Experimental evidence(Article discussion section: point 1)
The only experimental study [19] that directly addressed flea transmission had several limitations, including a small sample size, potential variation in the immune status of cats, use of laboratory-adapted strains of Mycoplasma spp. and fleas, and the rearing of fleas under suboptimal conditions. While these limitations were clearly acknowledged in the original study, only the observed failure of transmission was reported from the meta-analysis, whereas critical context that would qualify this interpretation was omitted.
Geographical evidence (Article discussion section: point 2)
Two large-scale studies, from Italy and Japan (n > 950 cats), are cited to argue against a geographical association between Mycoplasma infection and C. felis. However, the article does not mention a comparable large-scale Swiss study that found a significant association between infection prevalence and warmer regions [20].
Misleading use of language
The authors’ presentation of the results of the reanalysis (2/67 Mycoplasma-positive, 18/67 non-specific, and 47/67 negative) is misleading throughout the manuscript. In the abstract and results, they emphasize the low prevalence of Mycoplasma spp. (3%) and compare it to the originally reported prevalence of 34% without clearly stating that the original figure was based on pooled flea samples and thereby accentuating the apparent drop in detection. (In the abstract they state that: “67 C. felis samples [34% previously reported hemoplasma positive] were subject to PCR and sequencing. By this method, hemoplasma was detected in only 3% of samples.” In the results they state that: “In total, only two C. felis [2/67, 3% vs. the previously published 34%]...”)

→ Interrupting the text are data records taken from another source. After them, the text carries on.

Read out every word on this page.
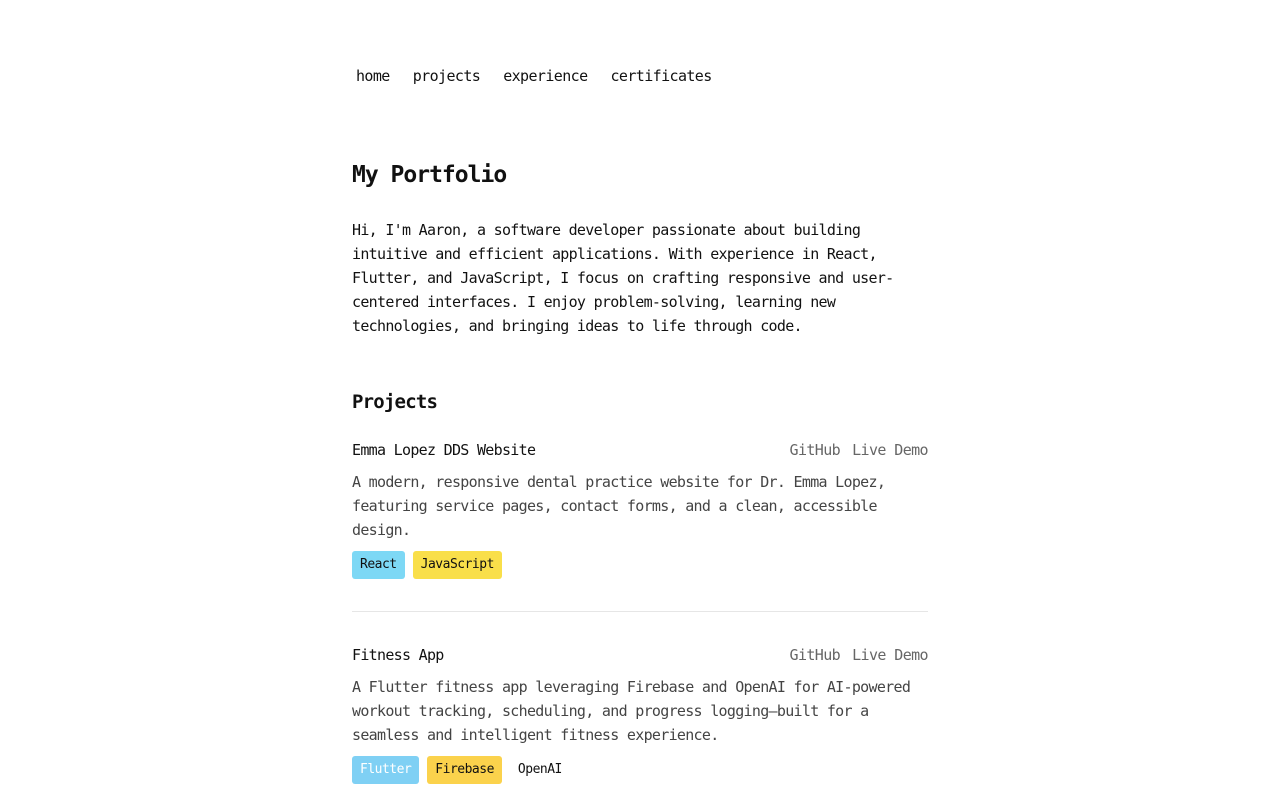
home projects experience certificates
My Portfolio

Hi, I'm Aaron, a software developer passionate about building intuitive and efficient applications. With experience in React, Flutter, and JavaScript, I focus on crafting responsive and user-centered interfaces. I enjoy problem-solving, learning new technologies, and bringing ideas to life through code.

Projects
Emma Lopez DDS Website	GitHub Live Demo

A modern, responsive dental practice website for Dr. Emma Lopez, featuring service pages, contact forms, and a clean, accessible design.

React	JavaScript
Fitness App	GitHub Live Demo

A Flutter fitness app leveraging Firebase and OpenAI for AI-powered workout tracking, scheduling, and progress logging—built for a seamless and intelligent fitness experience.

Flutter	Firebase	OpenAI
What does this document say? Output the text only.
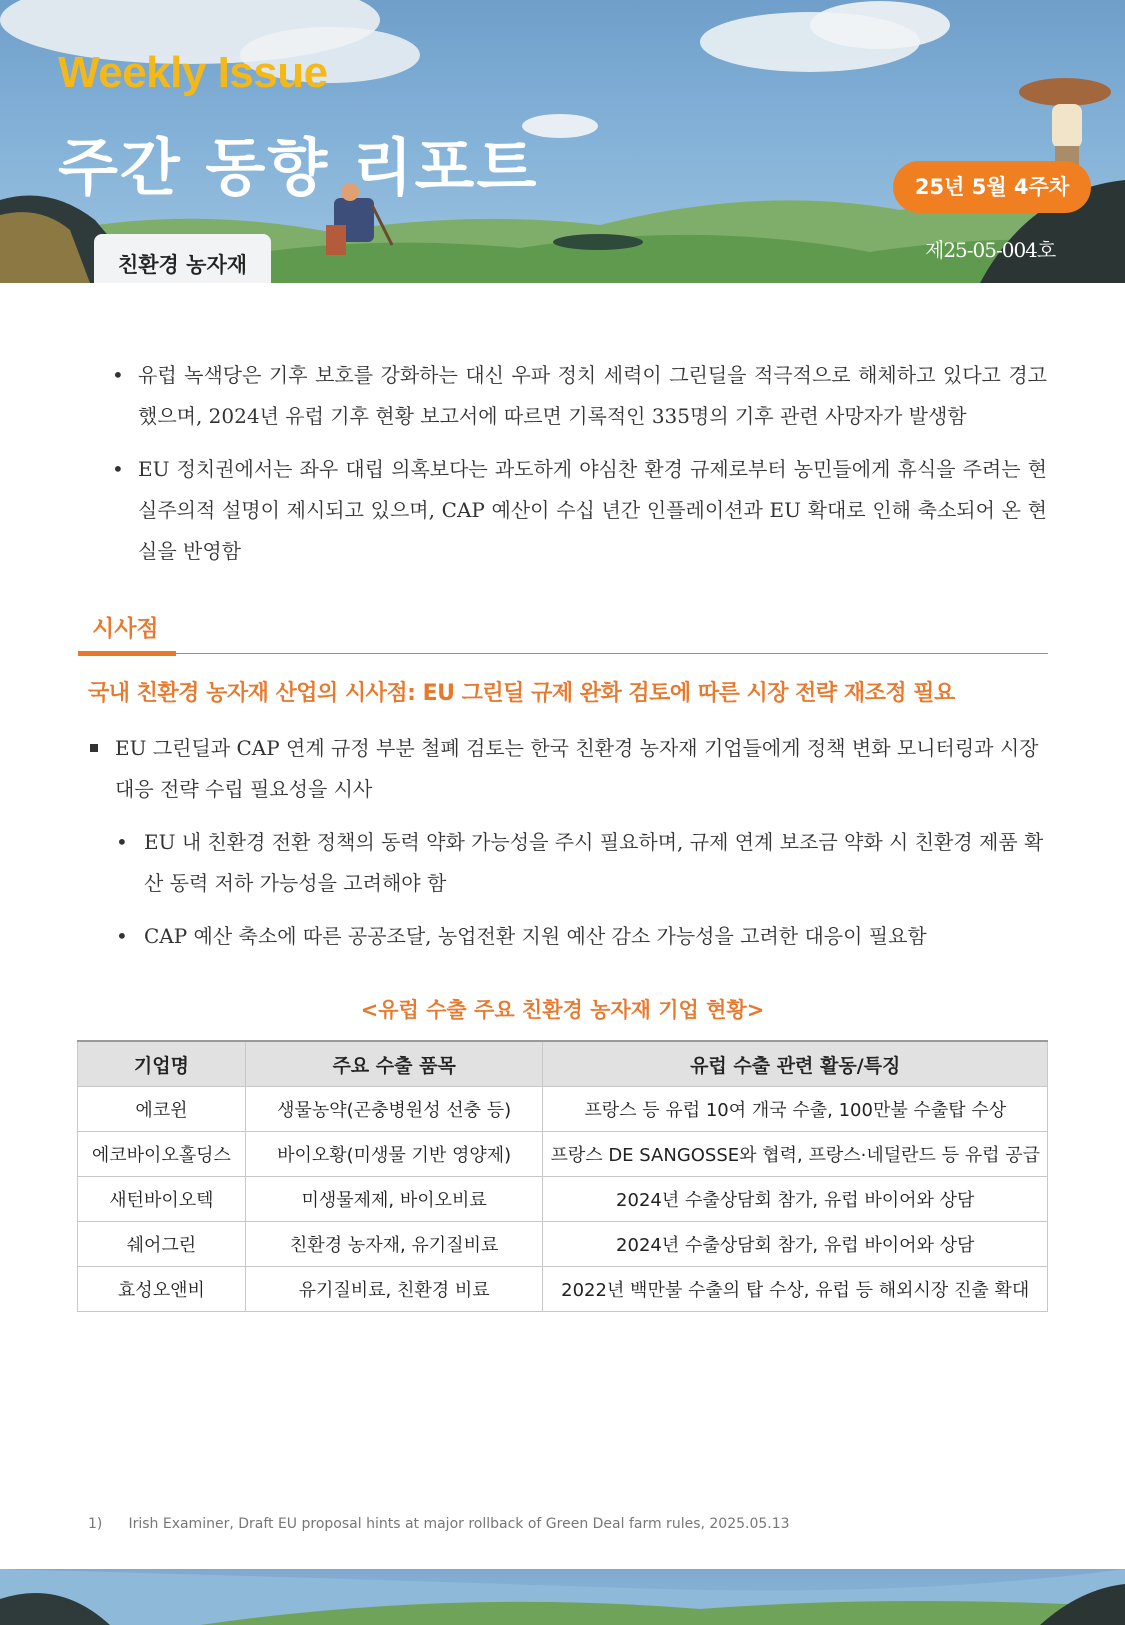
Weekly Issue
주간 동향 리포트	25년 5월 4주차
제25-05-004호
친환경 농자재
• 유럽 녹색당은 기후 보호를 강화하는 대신 우파 정치 세력이 그린딜을 적극적으로 해체하고 있다고 경고했으며, 2024년 유럽 기후 현황 보고서에 따르면 기록적인 335명의 기후 관련 사망자가 발생함
• EU 정치권에서는 좌우 대립 의혹보다는 과도하게 야심찬 환경 규제로부터 농민들에게 휴식을 주려는 현실주의적 설명이 제시되고 있으며, CAP 예산이 수십 년간 인플레이션과 EU 확대로 인해 축소되어 온 현실을 반영함
시사점
국내 친환경 농자재 산업의 시사점: EU 그린딜 규제 완화 검토에 따른 시장 전략 재조정 필요
EU 그린딜과 CAP 연계 규정 부분 철폐 검토는 한국 친환경 농자재 기업들에게 정책 변화 모니터링과 시장 대응 전략 수립 필요성을 시사
• EU 내 친환경 전환 정책의 동력 약화 가능성을 주시 필요하며, 규제 연계 보조금 약화 시 친환경 제품 확산 동력 저하 가능성을 고려해야 함
• CAP 예산 축소에 따른 공공조달, 농업전환 지원 예산 감소 가능성을 고려한 대응이 필요함
<유럽 수출 주요 친환경 농자재 기업 현황>
기업명	주요 수출 품목	유럽 수출 관련 활동/특징
에코윈	생물농약(곤충병원성 선충 등)	프랑스 등 유럽 10여 개국 수출, 100만불 수출탑 수상
에코바이오홀딩스	바이오황(미생물 기반 영양제)	프랑스 DE SANGOSSE와 협력, 프랑스·네덜란드 등 유럽 공급
새턴바이오텍	미생물제제, 바이오비료	2024년 수출상담회 참가, 유럽 바이어와 상담
쉐어그린	친환경 농자재, 유기질비료	2024년 수출상담회 참가, 유럽 바이어와 상담
효성오앤비	유기질비료, 친환경 비료	2022년 백만불 수출의 탑 수상, 유럽 등 해외시장 진출 확대
1) Irish Examiner, Draft EU proposal hints at major rollback of Green Deal farm rules, 2025.05.13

In contrast, when describing non-specific bacterial amplification they do not report the exact proportion, but use vague language to describe it. In the abstract, they state that: “In the remaining ‘hemoplasma-infected’ fleas, PCR amplified* Spiroplasma* or other bacteria...” In the results, they state that: “Spiroplasma spp. DNA was amplified and sequenced from a majority of previously PCR-positive samples...” Also mentioned repeatedly in the discussion are “frequent amplification,” “are frequently amplified,” and “the frequency of off-target amplification,” despite only 18/67 fleas testing positive for non-specific amplification. Given that non-specific amplifications were not reported in the studies sequencing Jensen-positive samples, and considering the methodological limitations of this reanalysis, such phrasing may inadvertently guide readers to a predetermined conclusion regarding primer specificity.
Conclusion: an unjustifiably revised prevalence
The authors disregarded previously confirmed high prevalences determined by sequencing in several Jensen primer-based studies [5–7] and relied instead on a reanalysis experiment with methodological limitations to justify excluding all Jensen primer-derived data. They then recalculated prevalence using only data from non-Jensen primer-based studies, reporting it as < 1%. However, even this revised figure is approximately three times lower than the corrected value of 2.2%. Presenting this recalculation at the end of the discussion may unintentionally bias the reader’s interpretation and contribute unnecessary confusion to an already debated topic. The vectorial role of fleas in the transmission of hemotropic Mycoplasma species remains unresolved, and further rigorous, well-designed studies are required to clarify this issue.